When Whitley Strieber’s book ‘The Key‘ was published in 2001, on of the Master of the Key’s predictions was that there were other universes beyond our own, an idea generally discredited at the time. But now astrophysicists are theorizing that areas of the universe that are experiencing more rapid rates of expansion than others may have given rise to a multitude of pocket universes, perhaps even exhibiting their own laws of physics. A new study has found potential evidence that these pocket universes may have collided with our own in the distant past.
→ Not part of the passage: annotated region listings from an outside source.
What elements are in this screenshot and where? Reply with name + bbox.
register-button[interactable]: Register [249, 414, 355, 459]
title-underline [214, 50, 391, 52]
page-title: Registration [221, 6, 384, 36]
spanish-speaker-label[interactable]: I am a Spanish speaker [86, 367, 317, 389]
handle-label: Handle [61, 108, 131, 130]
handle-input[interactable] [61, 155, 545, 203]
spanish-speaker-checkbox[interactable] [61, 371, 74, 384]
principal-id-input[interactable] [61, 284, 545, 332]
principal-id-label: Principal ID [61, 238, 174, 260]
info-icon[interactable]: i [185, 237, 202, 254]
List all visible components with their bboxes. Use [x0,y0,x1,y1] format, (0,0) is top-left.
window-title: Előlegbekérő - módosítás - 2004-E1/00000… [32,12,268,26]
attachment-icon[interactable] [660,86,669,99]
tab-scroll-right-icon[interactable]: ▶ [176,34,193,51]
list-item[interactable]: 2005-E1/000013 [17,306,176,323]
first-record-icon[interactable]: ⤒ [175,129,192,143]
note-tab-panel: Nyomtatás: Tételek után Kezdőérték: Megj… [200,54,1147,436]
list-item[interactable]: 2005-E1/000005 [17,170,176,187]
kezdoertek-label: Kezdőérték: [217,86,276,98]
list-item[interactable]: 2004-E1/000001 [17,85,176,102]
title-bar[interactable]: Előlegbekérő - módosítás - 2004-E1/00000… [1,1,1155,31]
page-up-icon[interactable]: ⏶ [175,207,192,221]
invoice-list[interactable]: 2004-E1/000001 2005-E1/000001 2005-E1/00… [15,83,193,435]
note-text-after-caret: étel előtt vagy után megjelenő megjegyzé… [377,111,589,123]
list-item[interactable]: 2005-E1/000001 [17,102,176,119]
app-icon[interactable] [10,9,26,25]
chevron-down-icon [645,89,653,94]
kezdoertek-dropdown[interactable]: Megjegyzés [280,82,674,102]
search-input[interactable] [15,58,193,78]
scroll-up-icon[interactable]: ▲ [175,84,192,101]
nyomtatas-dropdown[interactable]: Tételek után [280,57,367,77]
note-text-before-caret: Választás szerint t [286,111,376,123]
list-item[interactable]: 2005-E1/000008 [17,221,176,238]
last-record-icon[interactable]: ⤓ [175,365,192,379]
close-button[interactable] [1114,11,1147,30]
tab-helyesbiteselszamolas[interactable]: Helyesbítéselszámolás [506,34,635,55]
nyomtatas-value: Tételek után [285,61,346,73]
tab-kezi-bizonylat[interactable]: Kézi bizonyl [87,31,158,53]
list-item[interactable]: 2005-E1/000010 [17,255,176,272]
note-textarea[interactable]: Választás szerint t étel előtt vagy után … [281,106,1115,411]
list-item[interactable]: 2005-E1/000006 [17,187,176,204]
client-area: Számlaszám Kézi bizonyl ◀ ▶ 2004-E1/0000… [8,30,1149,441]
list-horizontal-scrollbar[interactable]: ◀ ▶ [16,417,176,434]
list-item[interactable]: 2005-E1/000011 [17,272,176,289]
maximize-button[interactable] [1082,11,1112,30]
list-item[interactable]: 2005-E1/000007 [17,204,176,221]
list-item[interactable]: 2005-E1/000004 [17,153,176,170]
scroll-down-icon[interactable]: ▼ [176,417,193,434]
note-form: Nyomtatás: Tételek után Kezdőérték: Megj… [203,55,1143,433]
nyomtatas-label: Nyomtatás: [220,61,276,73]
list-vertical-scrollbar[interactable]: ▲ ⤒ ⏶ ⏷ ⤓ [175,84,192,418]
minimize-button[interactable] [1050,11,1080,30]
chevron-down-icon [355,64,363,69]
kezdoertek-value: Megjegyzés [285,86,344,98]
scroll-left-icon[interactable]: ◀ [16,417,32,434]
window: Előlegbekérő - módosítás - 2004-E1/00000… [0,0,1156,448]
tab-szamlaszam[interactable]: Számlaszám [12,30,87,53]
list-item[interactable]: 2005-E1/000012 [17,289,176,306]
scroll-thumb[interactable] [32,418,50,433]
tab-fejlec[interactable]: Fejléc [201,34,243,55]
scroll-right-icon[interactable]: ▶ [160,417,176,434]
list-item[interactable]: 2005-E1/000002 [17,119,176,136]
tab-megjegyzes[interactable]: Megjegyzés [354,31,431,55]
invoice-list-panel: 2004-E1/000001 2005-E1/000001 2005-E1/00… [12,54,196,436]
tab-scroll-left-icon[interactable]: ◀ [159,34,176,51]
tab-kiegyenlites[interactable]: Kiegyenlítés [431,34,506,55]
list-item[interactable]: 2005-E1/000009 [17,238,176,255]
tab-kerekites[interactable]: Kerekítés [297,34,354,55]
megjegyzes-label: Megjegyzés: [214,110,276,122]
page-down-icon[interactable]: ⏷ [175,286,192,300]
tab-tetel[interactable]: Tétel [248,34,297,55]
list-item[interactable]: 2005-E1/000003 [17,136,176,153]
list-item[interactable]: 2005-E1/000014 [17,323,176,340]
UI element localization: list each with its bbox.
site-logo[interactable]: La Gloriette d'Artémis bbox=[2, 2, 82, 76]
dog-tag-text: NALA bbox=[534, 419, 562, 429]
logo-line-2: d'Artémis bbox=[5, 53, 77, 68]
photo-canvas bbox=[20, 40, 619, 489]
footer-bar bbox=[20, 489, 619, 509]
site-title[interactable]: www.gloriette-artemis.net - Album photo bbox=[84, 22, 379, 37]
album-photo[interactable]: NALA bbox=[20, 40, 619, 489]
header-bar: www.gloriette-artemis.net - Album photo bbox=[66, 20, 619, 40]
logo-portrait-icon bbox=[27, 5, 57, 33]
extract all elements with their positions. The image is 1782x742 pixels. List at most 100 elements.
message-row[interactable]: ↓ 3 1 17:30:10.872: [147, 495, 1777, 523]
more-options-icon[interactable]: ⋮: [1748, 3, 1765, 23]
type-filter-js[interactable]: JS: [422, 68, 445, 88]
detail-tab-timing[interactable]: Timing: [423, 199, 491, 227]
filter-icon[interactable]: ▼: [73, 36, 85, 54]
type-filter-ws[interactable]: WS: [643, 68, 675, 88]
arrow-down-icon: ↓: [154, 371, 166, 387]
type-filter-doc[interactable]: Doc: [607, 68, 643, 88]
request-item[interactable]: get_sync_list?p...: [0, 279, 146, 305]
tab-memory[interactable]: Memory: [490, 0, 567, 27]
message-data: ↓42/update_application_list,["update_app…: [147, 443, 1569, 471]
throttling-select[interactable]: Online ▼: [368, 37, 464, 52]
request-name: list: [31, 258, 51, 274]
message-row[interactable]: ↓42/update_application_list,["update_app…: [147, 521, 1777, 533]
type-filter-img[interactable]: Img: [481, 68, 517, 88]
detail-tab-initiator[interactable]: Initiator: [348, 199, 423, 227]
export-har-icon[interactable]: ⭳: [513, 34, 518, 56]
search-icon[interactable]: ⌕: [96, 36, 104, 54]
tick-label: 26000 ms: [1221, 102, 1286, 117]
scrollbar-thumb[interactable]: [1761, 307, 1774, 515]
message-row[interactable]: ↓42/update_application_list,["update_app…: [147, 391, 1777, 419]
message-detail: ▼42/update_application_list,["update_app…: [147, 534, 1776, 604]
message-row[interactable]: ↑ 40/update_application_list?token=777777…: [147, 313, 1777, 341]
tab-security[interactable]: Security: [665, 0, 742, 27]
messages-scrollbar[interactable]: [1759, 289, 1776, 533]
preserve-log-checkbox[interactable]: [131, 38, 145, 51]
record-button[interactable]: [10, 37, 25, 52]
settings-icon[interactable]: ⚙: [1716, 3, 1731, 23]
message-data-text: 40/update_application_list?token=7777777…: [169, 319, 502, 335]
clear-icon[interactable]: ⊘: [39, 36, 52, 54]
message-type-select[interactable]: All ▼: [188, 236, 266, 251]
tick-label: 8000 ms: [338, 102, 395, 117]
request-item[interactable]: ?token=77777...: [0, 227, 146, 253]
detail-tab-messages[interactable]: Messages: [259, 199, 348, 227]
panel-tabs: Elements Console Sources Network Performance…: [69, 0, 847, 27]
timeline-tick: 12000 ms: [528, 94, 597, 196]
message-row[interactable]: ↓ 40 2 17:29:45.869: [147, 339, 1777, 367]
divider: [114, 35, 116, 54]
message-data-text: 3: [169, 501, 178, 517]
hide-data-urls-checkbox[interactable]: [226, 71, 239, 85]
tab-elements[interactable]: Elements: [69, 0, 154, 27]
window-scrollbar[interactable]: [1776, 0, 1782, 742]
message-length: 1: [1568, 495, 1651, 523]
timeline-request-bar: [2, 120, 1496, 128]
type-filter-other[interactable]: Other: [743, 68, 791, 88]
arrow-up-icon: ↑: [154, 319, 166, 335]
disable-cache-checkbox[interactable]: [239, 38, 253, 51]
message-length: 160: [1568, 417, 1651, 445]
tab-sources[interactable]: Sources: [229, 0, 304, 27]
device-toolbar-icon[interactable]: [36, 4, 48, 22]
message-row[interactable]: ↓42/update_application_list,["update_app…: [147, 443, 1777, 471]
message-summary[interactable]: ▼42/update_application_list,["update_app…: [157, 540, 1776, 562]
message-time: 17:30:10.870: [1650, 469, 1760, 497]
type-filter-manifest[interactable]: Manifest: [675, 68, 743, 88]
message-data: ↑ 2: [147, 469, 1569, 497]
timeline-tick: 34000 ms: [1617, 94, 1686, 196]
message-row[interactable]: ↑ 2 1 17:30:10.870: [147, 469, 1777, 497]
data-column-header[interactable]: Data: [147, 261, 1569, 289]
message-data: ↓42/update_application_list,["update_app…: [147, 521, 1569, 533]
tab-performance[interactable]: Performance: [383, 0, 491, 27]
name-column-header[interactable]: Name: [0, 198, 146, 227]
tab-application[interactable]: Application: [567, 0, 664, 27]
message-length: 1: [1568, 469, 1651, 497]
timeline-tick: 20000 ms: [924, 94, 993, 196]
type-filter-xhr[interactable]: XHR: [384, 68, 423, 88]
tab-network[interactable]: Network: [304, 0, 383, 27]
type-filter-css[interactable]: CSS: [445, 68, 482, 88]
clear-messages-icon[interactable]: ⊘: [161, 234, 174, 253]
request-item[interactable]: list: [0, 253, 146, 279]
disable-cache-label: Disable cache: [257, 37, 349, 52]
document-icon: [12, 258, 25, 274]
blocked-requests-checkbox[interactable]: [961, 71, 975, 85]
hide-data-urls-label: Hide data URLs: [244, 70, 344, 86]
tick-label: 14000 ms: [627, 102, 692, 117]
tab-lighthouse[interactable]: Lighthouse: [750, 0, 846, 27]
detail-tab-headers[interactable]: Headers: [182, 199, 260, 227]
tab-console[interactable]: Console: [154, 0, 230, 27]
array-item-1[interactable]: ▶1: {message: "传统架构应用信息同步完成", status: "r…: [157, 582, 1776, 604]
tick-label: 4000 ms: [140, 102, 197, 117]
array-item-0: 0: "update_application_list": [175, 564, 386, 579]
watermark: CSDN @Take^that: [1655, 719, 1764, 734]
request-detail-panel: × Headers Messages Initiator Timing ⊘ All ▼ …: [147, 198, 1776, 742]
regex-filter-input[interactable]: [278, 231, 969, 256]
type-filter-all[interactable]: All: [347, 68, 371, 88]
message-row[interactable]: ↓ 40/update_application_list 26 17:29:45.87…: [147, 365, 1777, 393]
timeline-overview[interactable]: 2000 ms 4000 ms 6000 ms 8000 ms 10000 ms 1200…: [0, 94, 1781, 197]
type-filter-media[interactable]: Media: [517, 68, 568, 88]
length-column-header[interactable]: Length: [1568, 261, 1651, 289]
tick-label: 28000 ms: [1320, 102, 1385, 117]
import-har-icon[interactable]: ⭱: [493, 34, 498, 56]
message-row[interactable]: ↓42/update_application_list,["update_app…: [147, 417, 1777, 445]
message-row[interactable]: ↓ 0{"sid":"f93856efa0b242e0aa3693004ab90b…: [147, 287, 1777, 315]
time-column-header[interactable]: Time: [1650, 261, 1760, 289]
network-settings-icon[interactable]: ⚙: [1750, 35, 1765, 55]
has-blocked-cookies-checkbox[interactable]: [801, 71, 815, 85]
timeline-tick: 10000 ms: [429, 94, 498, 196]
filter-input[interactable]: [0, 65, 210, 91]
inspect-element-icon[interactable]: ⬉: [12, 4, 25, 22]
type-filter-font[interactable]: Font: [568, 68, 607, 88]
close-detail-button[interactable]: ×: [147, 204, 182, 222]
Using data gathered by the European Space Agency’s Planck telescope, Planck researcher Dr. Ranga-Ram Chary has analyzed a new, more detailed map of the cosmic microwave background (BMB), of which is light left over from the formation of the universe. His search was for bright spots that could indicate energy transfers or releases that might have occurred if another universe had collided with our own.

A previous search for this signature in 2011 using NASA’s WMAP probe yielded no results. However, Chary, using data from Planck’s much more sensitive equipment, found the sought-after bright spots in a map of the signature left by early hydrogen formation — bright spots 4,500 times brighter than his theory predicted.

Other physicists do caution that there are other potential explanations for this phenomenon, such as ordinary foreground dust, that they feel is more probable. Chary’s theory could also see better clarification if NASA’s Primordial Inflation Explorer (PIXIE), an orbital observatory with even more sensitive instruments, is cleared for funding.

The image is a representation of the Helix Nebula in infrared.